Réveillé en France en 1910 par Édouard de Ribeaucourt, le Rite Écossais Rectifié sera en 1913 avec la Respectable Loge le Centre des Amis N° 1, à l'origine de la restauration de la maçonnerie régulière en France, par la fondation de la Grande Loge Nationale Indépendante et Régulière pour la France et les Colonies, devenue depuis Grande Loge Nationale Française. Il est aujourd'hui pratiqué dans la régularité en France par plus de 4.500 maçons rectifiés.

II - Le Régime Écossais Rectifié régulier en France aujourd'hui

Structures administratives du Régime

 Le Régime Écossais Rectifié régulier est aujourd'hui régi en France par trois juridictions en amitié :

– La Grande Loge Nationale Française (GLNF) régit les grades d'Apprenti, Compagnon et Maître au sein des Loges de Saint-Jean;

– Le Directoire National des Loges Écossaises Rectifiées de France (DNLERF) régit le grade de Maître Écossais de Saint-André au sein des Loges Écossaises, ou Loges de Saint-André;

– Le Grand Prieuré Rectifié de France (GPRF) régit l'Ordre Intérieur.

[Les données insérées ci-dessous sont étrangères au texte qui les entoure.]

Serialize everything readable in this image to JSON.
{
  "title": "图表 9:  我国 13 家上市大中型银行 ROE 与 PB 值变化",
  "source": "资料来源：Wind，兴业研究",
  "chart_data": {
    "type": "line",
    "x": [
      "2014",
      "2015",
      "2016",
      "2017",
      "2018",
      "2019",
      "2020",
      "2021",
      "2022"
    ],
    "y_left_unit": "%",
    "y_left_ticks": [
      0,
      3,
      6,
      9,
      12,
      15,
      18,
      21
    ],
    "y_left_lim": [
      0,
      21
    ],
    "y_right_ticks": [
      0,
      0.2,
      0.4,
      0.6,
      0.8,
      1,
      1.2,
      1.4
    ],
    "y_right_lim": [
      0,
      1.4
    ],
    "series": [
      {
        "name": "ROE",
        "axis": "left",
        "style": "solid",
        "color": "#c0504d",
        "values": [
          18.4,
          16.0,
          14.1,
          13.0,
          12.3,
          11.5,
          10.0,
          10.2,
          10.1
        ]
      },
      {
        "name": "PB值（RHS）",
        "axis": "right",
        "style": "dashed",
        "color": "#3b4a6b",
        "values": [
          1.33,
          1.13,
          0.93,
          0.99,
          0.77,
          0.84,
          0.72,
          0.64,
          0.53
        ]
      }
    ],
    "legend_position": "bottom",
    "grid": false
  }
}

Le Grand Prieuré Rectifié de France a reçu du Grand Prieuré Indépendant d'Helvétie, conservateur du Régime, en présence des représentants de tous les Grands Prieurés Rectifiés réguliers du monde, les chartes et lettres patentes l'autorisant à créer et consacrer toutes Préfectures, Commanderies, et Loges de Saint-André en France. Il est de ce chef devenu le continuateur légitime des IIe et IIIe Provinces de l'Ordre, les Provinces d'Auvergne et d'Occitanie.

Le GPRF et le DNLERF, bien que juridiquement distincts, sont liés organiquement par un concordat aux termes duquel le Directoire se place sous l'obédience maçonnique du Grand Prieuré.

 En outre, par décret de son Grand Maître, la GLNF a consacré ses liens d'amitié avec les deux autres juridictions du Régime.

Le Grand Prieuré Rectifié de France est régi, sous l'autorité du Grand Prieur – Grand Maître National, par un Haut Conseil, composé de Grands Dignitaires du Régime, et par le Chapitre Prieural. Il est divisé en Préfectures, elles-mêmes réparties en Commanderies regroupant au moins trois chevaliers.

Le Directoire National des Loges Écossaises Rectifiées de France est placé sous l'autorité du Député-Maître Général élu par le Directoire National, et assisté du Conseil National, composé des Grands Officiers Actifs et de membres cooptés. Il est divisé en Directoires Provinciaux, composés de Respectables Loges Écossaises.

Structure rituelle du Régime

Le Régime Écossais Rectifié est aujourd'hui constitué de six grades, répartis en deux classes :

La classe symbolique, où est conférée l'initiation maçonnique proprement dite.

Elle comprend quatre grades :

– Trois grades pratiqués dans les Loges de Saint-Jean, dites « Loges bleues », à cause de la couleur de leurs décors : Apprenti, Compagnon, et Maître, conçus comme des grades préparatoires conduisant graduellement à la réalisation effective proposée par le Rite
;

– Un grade pratiqué dans les Loges Écossaises, ou Loges de Saint-André, dites « Loges vertes » 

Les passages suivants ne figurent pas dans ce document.